Она посмотрела исподлобья вверх, на склоненного к ней Гранатурова, на его знойно-ослепительные крепкие зубы, торопясь, выпустила на пол кошку, сказала с гримасой гадливой неприязни: "Да перестаньте же паясничать!" - и, порывисто запахивая плащ-палатку, вышла в темный коридор, наполненный сонной духотой, бормотанием спящих солдат. Никитин пошел за ней и молча проводил ее до двери, затем по лужайке двора к калитке, мимо неподвижной фигуры часового, окликнувшего сквозь оборванную зевоту: "Лейтенант?" Месяц еще не взошел, лишь стояло маленькое зарево на востоке за парком позади кирхи, просачиваясь меж ветвей сосен, и на улице, безмолвно ночной, тихо осиянной оранжевым переливом брусчатника под теплым заревом, в тени низкой ограды, пахнущей водянистой свежестью сирени, он еще раз предложил:
- Я доведу вас до медсанбата?
- Ни в коем случае. Я дойду одна. Я хочу одна. Ну скажите - кого и чего мне бояться?
Она, поворачиваясь, придвинулась к нему, и необычная в этой застывшей тишине ночи близость ее лица, разительность белой щеки и черного крыла волос опять больно напомнили что-то Никитину, то, чего не было, но могло быть, и это "что-то" звенело в нем тоненьким колокольчиком, словно стоял посреди каких-то далеких лунных переулочков с тенями от деревянных заборов, пахнущих впитанным за день теплом, перегретыми солнцем досками и сыростью апрельской земли в подворотнях. Он молчал, справляясь с мучительно-сладкой спазмой в горле, которая мешала ему сказать последнюю фразу: "До свидания, приходите к нам, на Гранатурова не обращайте внимания", - и по отблеску ее белков уловил: она смотрела через его плечо на красновато теплеющий восход месяца за вершинами сосен позади кирхи.
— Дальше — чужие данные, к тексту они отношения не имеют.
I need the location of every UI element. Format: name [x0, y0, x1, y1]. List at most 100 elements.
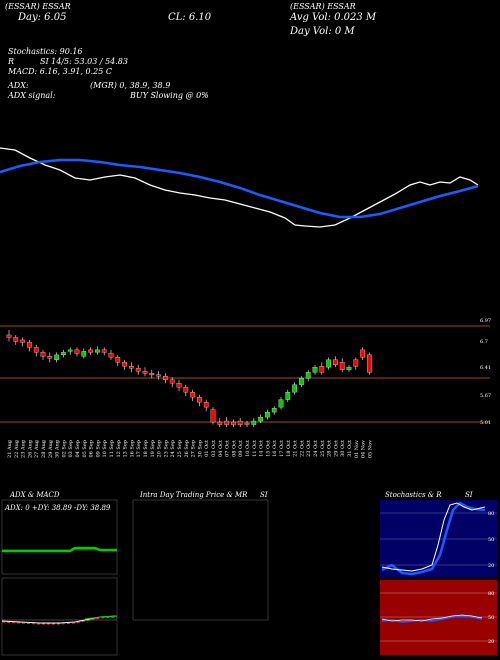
adx-panel-title: ADX & MACD	[10, 491, 60, 499]
day-range: Day: 6.05	[18, 12, 67, 23]
candle-body	[224, 420, 229, 425]
candle-body	[312, 367, 318, 373]
candle-body	[67, 349, 73, 352]
date-label: 14 Oct	[259, 440, 265, 457]
avg-vol: Avg Vol: 0.023 M	[290, 12, 377, 23]
candle-body	[367, 354, 372, 373]
header-line1-left: (ESSAR) ESSAR	[5, 2, 71, 11]
candle-body	[251, 420, 257, 425]
date-label: 10 Oct	[245, 440, 251, 457]
date-label: 28 Aug	[41, 439, 47, 458]
rsi-value: SI 14/5: 53.03 / 54.83	[40, 57, 128, 66]
macd-green-line	[84, 615, 118, 620]
stoch-r: R	[8, 57, 15, 66]
candle-body	[231, 421, 236, 425]
candle-body	[319, 366, 325, 373]
candle-body	[326, 359, 331, 368]
date-label: 20 Sep	[157, 440, 163, 458]
close-price: CL: 6.10	[168, 12, 212, 23]
buy-signal: BUY Slowing @ 0%	[130, 91, 209, 100]
candle-body	[169, 379, 175, 384]
date-label: 30 Sep	[197, 440, 203, 458]
date-label: 11 Sep	[109, 440, 115, 458]
candle-body	[278, 399, 284, 408]
candle-body	[285, 392, 291, 400]
candle-body	[203, 401, 209, 408]
candle-body	[27, 342, 32, 348]
candlestick-series	[6, 329, 372, 428]
ma-blue-line	[0, 158, 479, 219]
stoch-tick-20: 20	[488, 563, 494, 569]
candle-body	[142, 371, 148, 374]
day-vol: Day Vol: 0 M	[290, 26, 355, 37]
candle-body	[47, 356, 53, 359]
candle-body	[74, 349, 80, 354]
adx-signal-label: ADX signal:	[8, 91, 56, 100]
date-label: 22 Oct	[299, 440, 305, 457]
candle-body	[88, 349, 93, 353]
adx-label: ADX:	[8, 81, 29, 90]
candle-body	[33, 347, 39, 353]
date-label: 05 Nov	[367, 440, 373, 458]
candle-body	[292, 384, 297, 393]
stoch-tick-80: 80	[488, 511, 494, 517]
macd-panel	[1, 577, 118, 656]
date-label: 29 Aug	[48, 439, 54, 458]
candle-body	[6, 334, 12, 338]
candle-body	[339, 362, 345, 370]
date-label: 07 Oct	[225, 440, 231, 457]
date-label: 23 Oct	[306, 440, 312, 457]
candle-body	[129, 366, 134, 369]
date-label: 08 Oct	[231, 440, 237, 457]
price-tick-3: 5.67	[480, 393, 491, 399]
price-grid	[0, 325, 490, 423]
date-axis: 21 Aug 22 Aug 23 Aug 26 Aug 27 Aug 28 Aug 29 A…	[7, 439, 373, 458]
adx-mgr: (MGR) 0, 38.9, 38.9	[90, 81, 171, 90]
macd-red-line	[1, 616, 118, 625]
date-label: 28 Oct	[327, 440, 333, 457]
date-label: 23 Sep	[163, 440, 169, 458]
candle-body	[122, 362, 127, 367]
date-label: 09 Oct	[238, 440, 244, 457]
price-tick-2: 6.41	[480, 365, 491, 371]
date-label: 30 Oct	[340, 440, 346, 457]
candle-body	[305, 372, 311, 379]
candle-body	[190, 392, 195, 398]
price-tick-0: 6.97	[480, 318, 491, 324]
candle-body	[54, 354, 59, 360]
date-label: 16 Sep	[129, 440, 135, 458]
ma-white-line	[0, 147, 479, 228]
lower-panels: ADX: 0 +DY: 38.89 -DY: 38.89 80 50 20 80…	[1, 499, 497, 656]
date-label: 25 Oct	[320, 440, 326, 457]
date-label: 23 Aug	[21, 439, 27, 458]
date-label: 24 Oct	[313, 440, 319, 457]
intra-panel-title: Intra Day Trading Price & MR	[140, 491, 248, 499]
stoch-white-line	[381, 502, 486, 572]
date-label: 01 Oct	[204, 440, 210, 457]
date-label: 02 Sep	[61, 440, 67, 458]
candle-body	[197, 397, 202, 403]
candle-body	[13, 337, 19, 342]
date-label: 04 Nov	[361, 440, 367, 458]
date-label: 03 Oct	[211, 440, 217, 457]
intra-panel-si: SI	[260, 491, 268, 499]
macd-value: MACD: 6.16, 3.91, 0.25 C	[8, 67, 113, 76]
stochastics-value: Stochastics: 90.16	[8, 47, 83, 56]
date-label: 10 Sep	[102, 440, 108, 458]
date-label: 06 Sep	[89, 440, 95, 458]
date-label: 18 Oct	[286, 440, 292, 457]
candle-body	[81, 351, 87, 357]
date-label: 21 Oct	[293, 440, 299, 457]
date-label: 21 Aug	[7, 439, 13, 458]
rsi-tick-20: 20	[488, 639, 494, 645]
date-label: 01 Nov	[354, 440, 360, 458]
candle-body	[346, 367, 352, 370]
candle-body	[156, 374, 161, 377]
candle-body	[115, 357, 121, 363]
candle-body	[244, 422, 250, 425]
rsi-tick-80: 80	[488, 591, 494, 597]
date-label: 04 Oct	[218, 440, 224, 457]
date-label: 31 Oct	[347, 440, 353, 457]
date-label: 16 Oct	[272, 440, 278, 457]
candle-body	[271, 407, 277, 413]
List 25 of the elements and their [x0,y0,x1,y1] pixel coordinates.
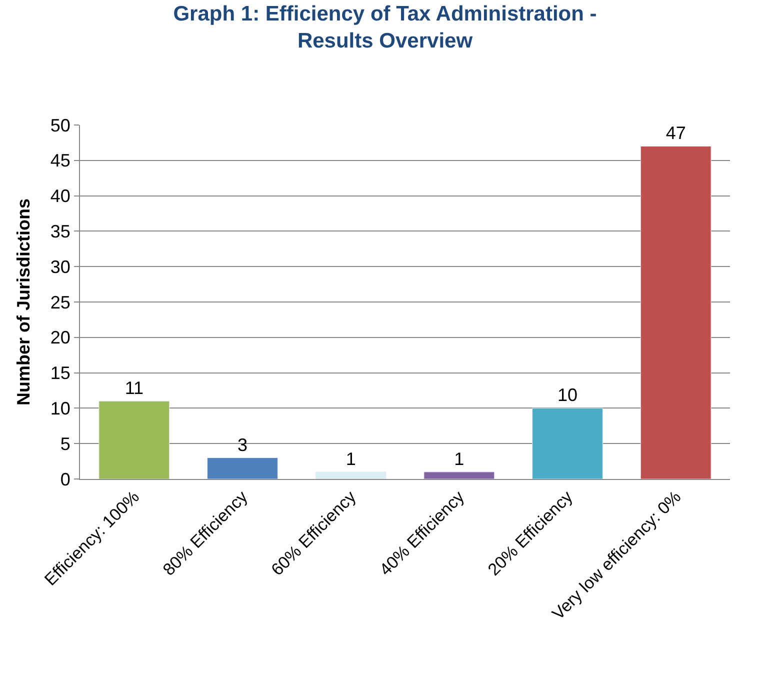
y-tick-label: 35 [50,222,70,242]
bar [207,458,278,479]
chart-title: Graph 1: Efficiency of Tax Administration - Results Overview [173,2,597,53]
y-tick-label: 0 [60,469,70,490]
data-label: 10 [557,385,578,406]
bar [640,146,712,479]
y-tick-label: 30 [50,256,70,277]
y-tick-label: 50 [50,115,70,136]
y-tick-label: 40 [50,186,70,206]
data-label: 1 [346,448,356,469]
bar [98,400,170,479]
y-tick-label: 20 [50,328,70,348]
y-tick-label: 15 [50,363,70,384]
data-label: 11 [124,378,144,398]
bar [532,408,603,479]
data-label: 1 [454,448,464,469]
data-label: 47 [666,123,686,144]
y-tick-label: 5 [60,434,70,454]
y-tick-label: 25 [50,292,70,312]
y-tick-label: 10 [50,398,70,418]
y-tick-label: 45 [50,150,70,171]
bar [315,472,386,479]
y-axis-title: Number of Jurisdictions [14,198,34,406]
data-label: 3 [237,434,248,455]
bar [424,472,495,479]
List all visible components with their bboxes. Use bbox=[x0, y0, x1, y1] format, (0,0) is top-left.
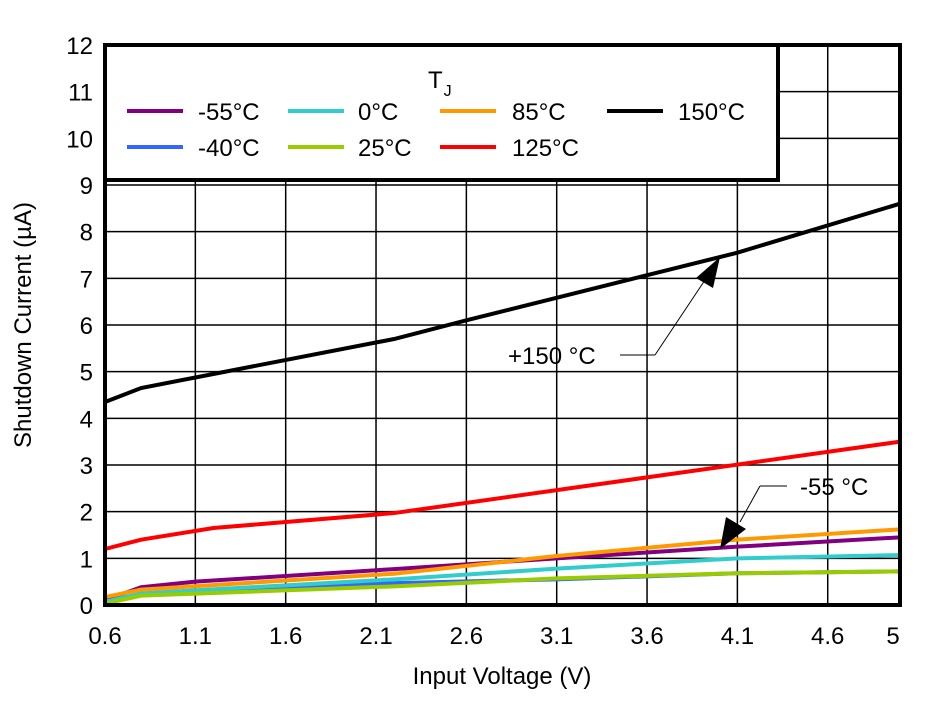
legend-title: TJ bbox=[428, 67, 452, 100]
y-tick-label: 7 bbox=[80, 266, 93, 293]
series-line-25C bbox=[104, 569, 901, 606]
annotation-150-leader bbox=[654, 279, 706, 356]
series-line-150C bbox=[104, 201, 901, 404]
x-tick-label: 5 bbox=[886, 623, 899, 650]
y-tick-label: 2 bbox=[80, 500, 93, 527]
annotation-55-label: -55 °C bbox=[800, 474, 868, 501]
annotation-150-label: +150 °C bbox=[508, 343, 596, 370]
annotation-55-leader bbox=[739, 485, 761, 523]
annotations: +150 °C -55 °C bbox=[508, 257, 868, 549]
legend-label: 25°C bbox=[358, 135, 412, 162]
x-tick-label: 1.1 bbox=[179, 623, 212, 650]
x-tick-label: 4.6 bbox=[811, 623, 844, 650]
x-tick-label: 3.1 bbox=[540, 623, 573, 650]
series-line-85C bbox=[104, 527, 901, 600]
y-tick-label: 5 bbox=[80, 360, 93, 387]
legend-label: -55°C bbox=[198, 99, 260, 126]
series-line-125C bbox=[104, 439, 901, 551]
x-tick-labels: 0.6 1.1 1.6 2.1 2.6 3.1 3.6 4.1 4.6 5 bbox=[88, 623, 899, 650]
series-lines bbox=[104, 201, 901, 606]
y-tick-label: 11 bbox=[68, 80, 93, 107]
y-tick-label: 12 bbox=[66, 33, 93, 60]
x-tick-label: 0.6 bbox=[88, 623, 121, 650]
y-tick-label: 1 bbox=[80, 546, 93, 573]
annotation-55-arrow bbox=[720, 517, 746, 549]
y-tick-label: 8 bbox=[80, 220, 93, 247]
legend-label: 125°C bbox=[512, 135, 579, 162]
annotation-150-arrow bbox=[696, 257, 720, 288]
legend-label: 0°C bbox=[358, 99, 398, 126]
legend-label: -40°C bbox=[198, 135, 260, 162]
legend-label: 150°C bbox=[678, 99, 745, 126]
y-tick-label: 0 bbox=[80, 593, 93, 620]
series-line-0C bbox=[104, 553, 901, 604]
legend: TJ -55°C -40°C 0°C 25°C 85°C 125°C 150°C bbox=[103, 43, 780, 182]
x-tick-label: 2.1 bbox=[359, 623, 392, 650]
legend-label: 85°C bbox=[512, 99, 566, 126]
x-axis-label: Input Voltage (V) bbox=[413, 663, 592, 690]
x-tick-label: 4.1 bbox=[721, 623, 754, 650]
y-tick-label: 4 bbox=[80, 406, 93, 433]
x-tick-label: 3.6 bbox=[630, 623, 663, 650]
series-line--55C bbox=[104, 535, 901, 603]
y-tick-label: 6 bbox=[80, 313, 93, 340]
y-tick-label: 9 bbox=[80, 173, 93, 200]
x-tick-label: 1.6 bbox=[269, 623, 302, 650]
y-tick-label: 3 bbox=[80, 453, 93, 480]
x-tick-label: 2.6 bbox=[450, 623, 483, 650]
y-tick-label: 10 bbox=[66, 126, 93, 153]
y-axis-label: Shutdown Current (µA) bbox=[10, 202, 37, 448]
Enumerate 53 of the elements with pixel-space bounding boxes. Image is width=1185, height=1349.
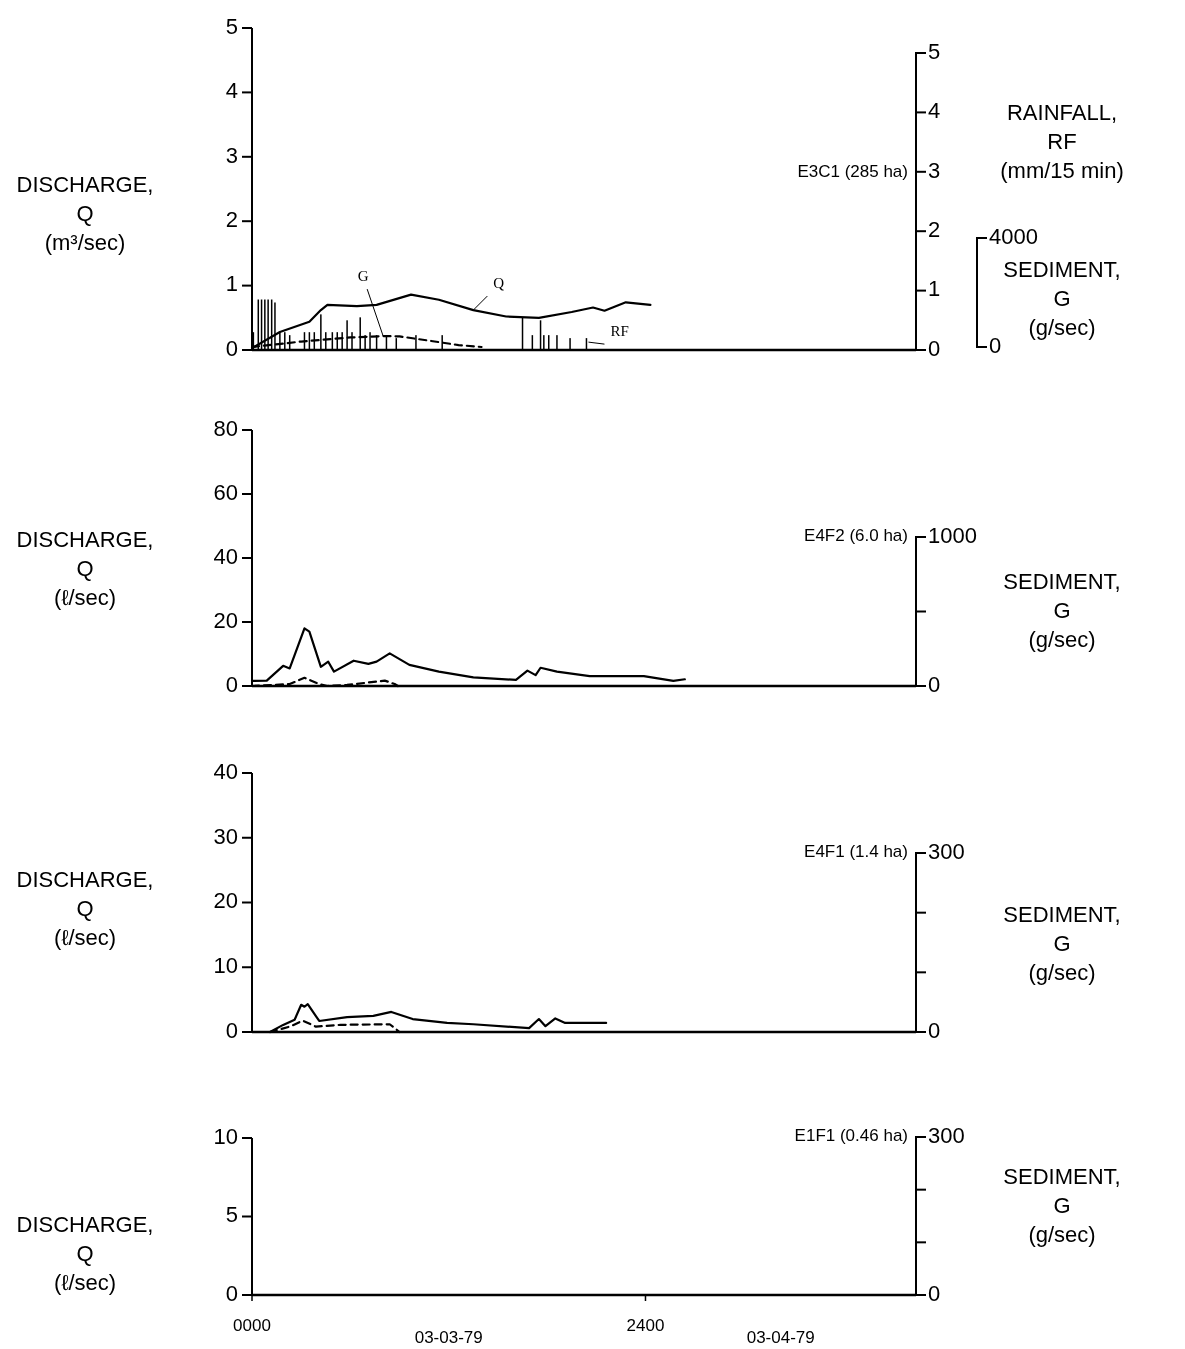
y2-tick-label: 0 <box>928 1280 941 1306</box>
y-tick-label: 3 <box>225 142 238 168</box>
y-tick-label: 30 <box>213 823 238 849</box>
text: E4F2 (6.0 ha) <box>804 526 908 546</box>
y-tick-label: 0 <box>225 335 238 361</box>
y-tick-label: 10 <box>213 953 238 979</box>
y-tick-label: 1 <box>225 271 238 297</box>
y-axis-title: DISCHARGE, Q (m³/sec) <box>16 172 154 255</box>
y3-axis-title: SEDIMENT, G (g/sec) <box>1003 257 1121 340</box>
y-tick-label: 60 <box>213 479 238 505</box>
y-tick-label: 2 <box>225 207 238 233</box>
y2-tick-label: 1 <box>928 276 941 302</box>
text: G <box>357 268 369 285</box>
y-axis-title: DISCHARGE, Q (ℓ/sec) <box>16 867 154 950</box>
text: E3C1 (285 ha) <box>797 162 908 182</box>
y-tick-label: 0 <box>225 1017 238 1043</box>
y2-tick-label: 2 <box>928 217 941 243</box>
y-axis-title: DISCHARGE, Q (ℓ/sec) <box>16 527 154 610</box>
x-tick-label: 2400 <box>626 1316 665 1335</box>
y-tick-label: 0 <box>225 1280 238 1306</box>
y-tick-label: 40 <box>213 543 238 569</box>
y2-axis-title: RAINFALL, RF (mm/15 min) <box>1000 100 1124 183</box>
y2-axis-title: SEDIMENT, G (g/sec) <box>1003 569 1121 652</box>
y-tick-label: 5 <box>225 1202 238 1228</box>
y2-tick-label: 0 <box>928 1017 941 1043</box>
y-tick-label: 0 <box>225 671 238 697</box>
text: 03-03-79 <box>414 1328 483 1347</box>
series-label: Q <box>493 275 505 292</box>
y2-tick-label: 0 <box>928 671 941 697</box>
y-tick-label: 20 <box>213 888 238 914</box>
text: 03-04-79 <box>746 1328 815 1347</box>
y-tick-label: 20 <box>213 607 238 633</box>
chart-title: E1F1 (0.46 ha) <box>794 1126 908 1146</box>
y2-tick-label: 0 <box>928 335 941 361</box>
y2-axis-title: SEDIMENT, G (g/sec) <box>1003 902 1121 985</box>
y-tick-label: 40 <box>213 758 238 784</box>
y2-tick-label: 3 <box>928 157 941 183</box>
y2-tick-label: 300 <box>928 1122 965 1148</box>
y-axis-title: DISCHARGE, Q (ℓ/sec) <box>16 1212 154 1295</box>
y2-tick-label: 4 <box>928 98 941 124</box>
series-label: RF <box>610 323 629 340</box>
y2-tick-label: 1000 <box>928 522 977 548</box>
y2-tick-label: 300 <box>928 838 965 864</box>
text: E4F1 (1.4 ha) <box>804 842 908 862</box>
y-tick-label: 5 <box>225 13 238 39</box>
y3-tick-label: 4000 <box>989 223 1038 249</box>
y-tick-label: 4 <box>225 78 238 104</box>
y2-axis-title: SEDIMENT, G (g/sec) <box>1003 1164 1121 1247</box>
y3-tick-label: 0 <box>989 332 1002 358</box>
x-tick-label: 0000 <box>233 1316 271 1335</box>
y-tick-label: 10 <box>213 1123 238 1149</box>
y2-tick-label: 5 <box>928 38 941 64</box>
y-tick-label: 80 <box>213 415 238 441</box>
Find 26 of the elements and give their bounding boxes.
- Какая ночь... Помните? "И звезда с звездою говорит..." И там еще чудесно: "Тишина, пустыня внемлет богу..." - сказала Галя шепотом. - И как далеко мы от дома... И как все грустно. И как все глупо со мной, в конце концов!.. Ведь вы не можете мне ничем помочь, правда? А я никогда не знала, я злилась, я смеялась над этим. Как глупо, господи! - Она подергала тесемки плащ-палатки. - Но ничего, лейтенант, это отвратительно, но я справлюсь, я справлюсь, буду укрощать плоть, голодать, как монашенка, и по утрам окатываться холодной водой... И худеть на черном хлебе. И стоять на коленях. Правда, меня с детства не научили молиться, вот беда!.. Что ж я буду делать? Что же тогда делать? Влюбиться назло в Гранатурова?
Она засмеялась странно, с горькой ожесточенностью, и в смехе этом, во вздрагивающих бровях ему показались слезы, но ее близко светившие из темноты глаза были сухи, горячи, пытались почему-то смеяться над тем, что не имело права быть смешным, а было неожиданностью, от которой не умирают, нелепостью, не случавшейся с ней и случавшейся с другими, чего она даже не могла представить раньше по отношению к себе.
"Зачем она так прямо говорит со мной?" - подумал Никитин, стесненный ее уничижающей откровенностью, ее насильным сквозь слезы смехом.
- Я этого не понимаю, - сказал Никитин.
- Что понимать? Для чего? Разве это нужно понимать? Ох, какую ересь и чепуху я вам наговорила, лейтенант, - сказала она, запрокинув голову. - Сама я виновата... Идите играть в карты. Это мужское дело важнее всякой женской чепухи. Спокойной вам ночи, Никитин.
- До свидания, Галя. Приходите к нам завтра.
- Не обещаю, лейтенант. Возможно.
Никитин слышал, как зашуршала по ограде плащ-палатка, стала смутно удаляться под нависшей над тротуаром сиренью, и, отчетливо и звучно отдаваясь, застучали по каменным плитам каблучки сапожек. И он закрыл калитку, уже обеспокоенный тем, что могут подумать о его отсутствии, подошел по узенькой в траве дорожке к часовому. Тот переминался около дома, одолеваемый дремотой, рот его раздирала необоримая зевота, доносилось мычание, лающее покашливание; Никитин сказал тоном приказа:
- Часовой! Выйдите сейчас на мостовую и на всякий случай постойте там минут пять, посмотрите, пока врач Аксенова до перекрестка к медсанбату не дойдет.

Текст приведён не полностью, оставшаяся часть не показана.